While planning for precision takes fewer inputs, it still often reveals that more resources are needed than have been typical in a field. Part of that is just the sad truth: many assays are regularly conducted with sample-sizes that are indefensibly small, and we need to change that. But there are other ways to deal with this sticker-shock; see the section on Decreasing Sample-Size Needs.
Important Considerations When Planning for Precision
What if your inputs are off? That, is what if variation is 20% higher than you expected? Or 50%? The best practice is to explore a variety of inputs and judiciously choose a sample size.

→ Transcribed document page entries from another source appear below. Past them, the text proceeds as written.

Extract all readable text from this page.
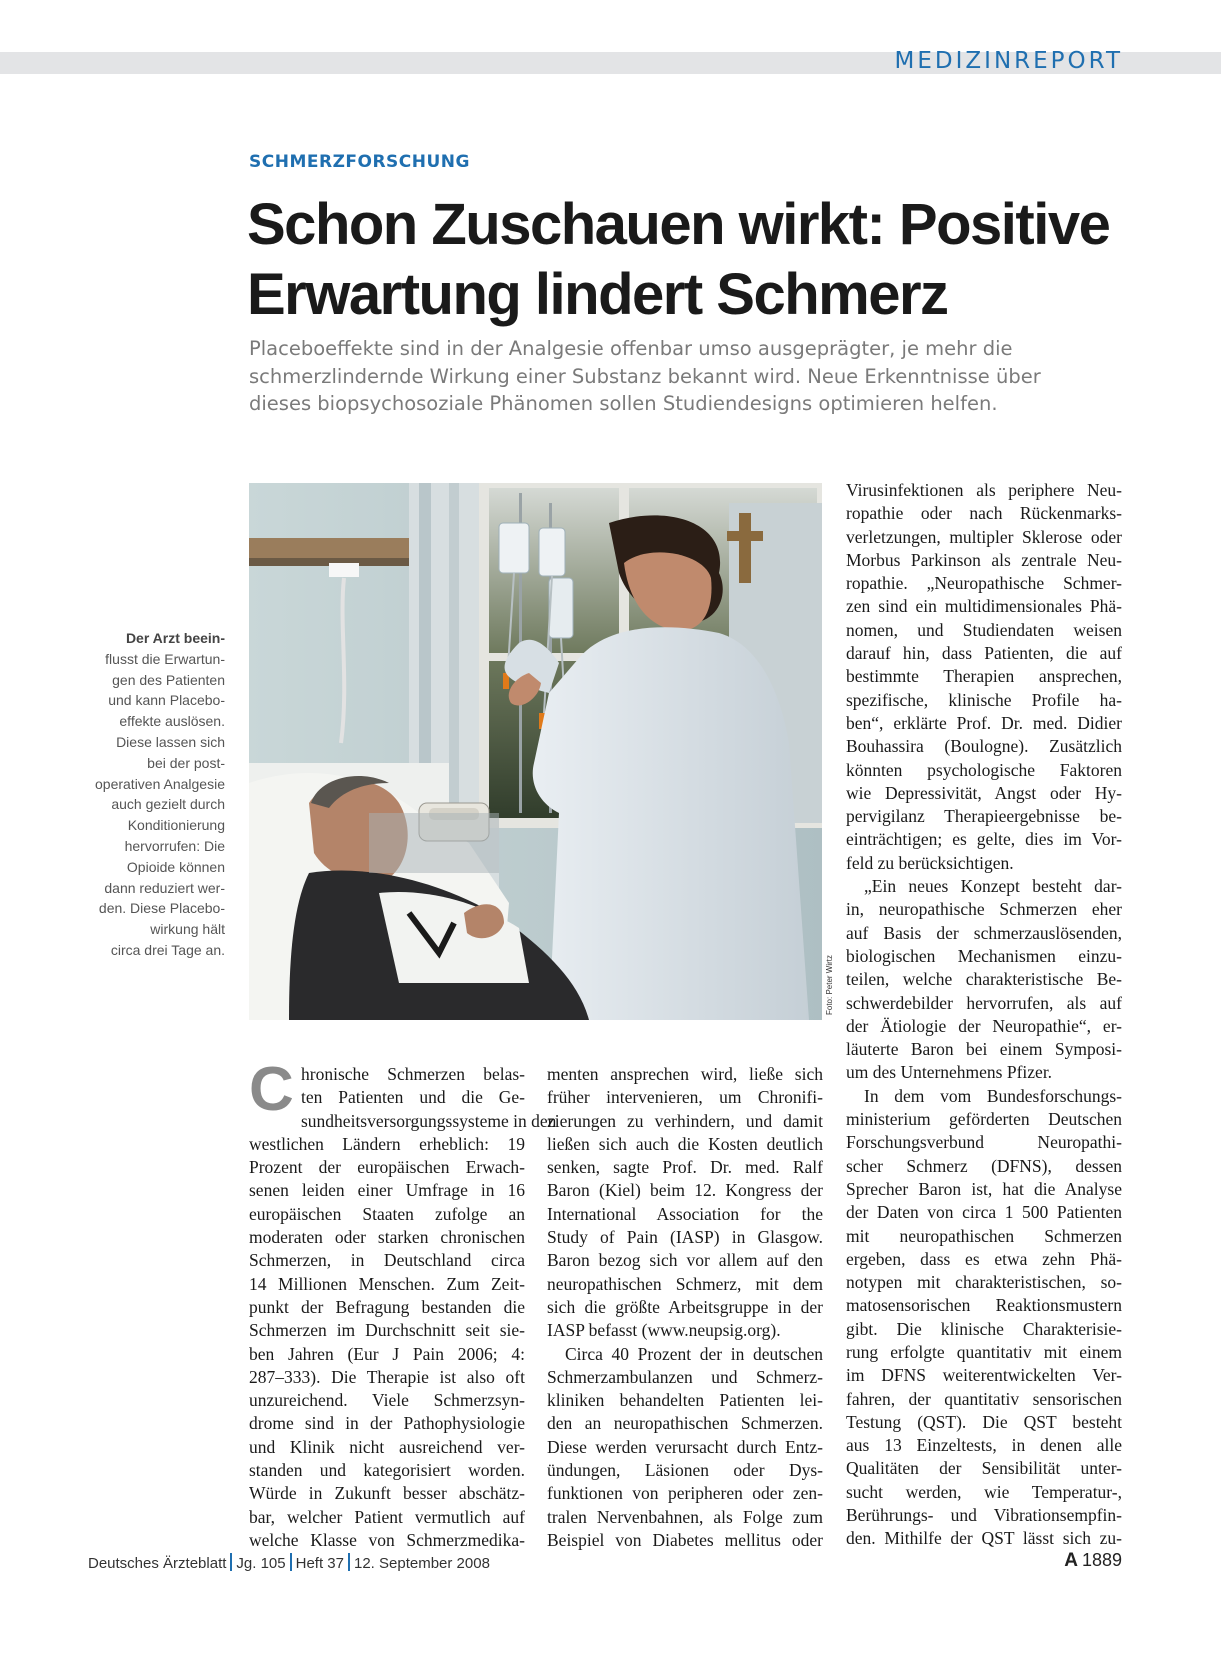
MEDIZINREPORT
SCHMERZFORSCHUNG
Schon Zuschauen wirkt: Positive
Erwartung lindert Schmerz

Placeboeffekte sind in der Analgesie offenbar umso ausgeprägter, je mehr die
schmerzlindernde Wirkung einer Substanz bekannt wird. Neue Erkenntnisse über
dieses biopsychosoziale Phänomen sollen Studiendesigns optimieren helfen.

Der Arzt beein-

flusst die Erwartun-
gen des Patienten
und kann Placebo-
effekte auslösen.
Diese lassen sich
bei der post-
operativen Analgesie
auch gezielt durch
Konditionierung
hervorrufen: Die
Opioide können
dann reduziert wer-
den. Diese Placebo-
wirkung hält
circa drei Tage an.
Foto: Peter Wirtz
C hronische Schmerzen belas-
ten Patienten und die Ge-
sundheitsversorgungssysteme in den
westlichen Ländern erheblich: 19
Prozent der europäischen Erwach-
senen leiden einer Umfrage in 16
europäischen Staaten zufolge an
moderaten oder starken chronischen
Schmerzen, in Deutschland circa
14 Millionen Menschen. Zum Zeit-
punkt der Befragung bestanden die
Schmerzen im Durchschnitt seit sie-
ben Jahren (Eur J Pain 2006; 4:
287–333). Die Therapie ist also oft
unzureichend. Viele Schmerzsyn-
drome sind in der Pathophysiologie
und Klinik nicht ausreichend ver-
standen und kategorisiert worden.
Würde in Zukunft besser abschätz-
bar, welcher Patient vermutlich auf
welche Klasse von Schmerzmedika-
menten ansprechen wird, ließe sich
früher intervenieren, um Chronifi-
zierungen zu verhindern, und damit
ließen sich auch die Kosten deutlich
senken, sagte Prof. Dr. med. Ralf
Baron (Kiel) beim 12. Kongress der
International Association for the
Study of Pain (IASP) in Glasgow.
Baron bezog sich vor allem auf den
neuropathischen Schmerz, mit dem
sich die größte Arbeitsgruppe in der
IASP befasst (www.neupsig.org).
Circa 40 Prozent der in deutschen
Schmerzambulanzen und Schmerz-
kliniken behandelten Patienten lei-
den an neuropathischen Schmerzen.
Diese werden verursacht durch Entz-
ündungen, Läsionen oder Dys-
funktionen von peripheren oder zen-
tralen Nervenbahnen, als Folge zum
Beispiel von Diabetes mellitus oder
Virusinfektionen als periphere Neu-
ropathie oder nach Rückenmarks-
verletzungen, multipler Sklerose oder
Morbus Parkinson als zentrale Neu-
ropathie. „Neuropathische Schmer-
zen sind ein multidimensionales Phä-
nomen, und Studiendaten weisen
darauf hin, dass Patienten, die auf
bestimmte Therapien ansprechen,
spezifische, klinische Profile ha-
ben“, erklärte Prof. Dr. med. Didier
Bouhassira (Boulogne). Zusätzlich
könnten psychologische Faktoren
wie Depressivität, Angst oder Hy-
pervigilanz Therapieergebnisse be-
einträchtigen; es gelte, dies im Vor-
feld zu berücksichtigen.
„Ein neues Konzept besteht dar-
in, neuropathische Schmerzen eher
auf Basis der schmerzauslösenden,
biologischen Mechanismen einzu-
teilen, welche charakteristische Be-
schwerdebilder hervorrufen, als auf
der Ätiologie der Neuropathie“, er-
läuterte Baron bei einem Symposi-
um des Unternehmens Pfizer.
In dem vom Bundesforschungs-
ministerium geförderten Deutschen
Forschungsverbund Neuropathi-
scher Schmerz (DFNS), dessen
Sprecher Baron ist, hat die Analyse
der Daten von circa 1 500 Patienten
mit neuropathischen Schmerzen
ergeben, dass es etwa zehn Phä-
notypen mit charakteristischen, so-
matosensorischen Reaktionsmustern
gibt. Die klinische Charakterisie-
rung erfolgte quantitativ mit einem
im DFNS weiterentwickelten Ver-
fahren, der quantitativ sensorischen
Testung (QST). Die QST besteht
aus 13 Einzeltests, in denen alle
Qualitäten der Sensibilität unter-
sucht werden, wie Temperatur-,
Berührungs- und Vibrationsempfin-
den. Mithilfe der QST lässt sich zu-
Deutsches Ärzteblatt Jg. 105 Heft 37 12. September 2008	A 1889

Does your sample-size plan matches your research question? It sounds obvious, but you need to make sure you are planning for power for the analysis that answers your research quesiton. For example, suppose you describe the effects of both stress (high/low) and sex (male/female) on neurogensis. You will probably want to describe how much stress affects neurogenesis in male mice. And you will probably want to describe how much stress affects neurogenesis in female mice. But most importantly, you will probably want to describe the difference between these simple effects, the extent to which stress effects differ between the sexes. In that case, you need to make sure your sample-size plan is for the confidence interval for the difference between the simple effects (the interaction), and effect size that has much higher sampling error than either simple effect.
Will you estimate multiple parameters? When you want to estimate multiple parameters you increase the overall risk of providing a confidence interval that doesn’t capture the true parameter for the population. You thus need to make a sample size plan that includes the increased needs that occur when you make multiple estimates. This can become complicated, and sometimes can only be solved through simulation.
Do you have non-independent/hierarchical data? Hierarchical data (e.g. multiple cells recorded from the each animal in each condition) violates the non-independence assumed in most statistical tests. You will need to make sure you have a porper analysis strategy (e.g. sufficient summary statistics approach) and a power plan that matches.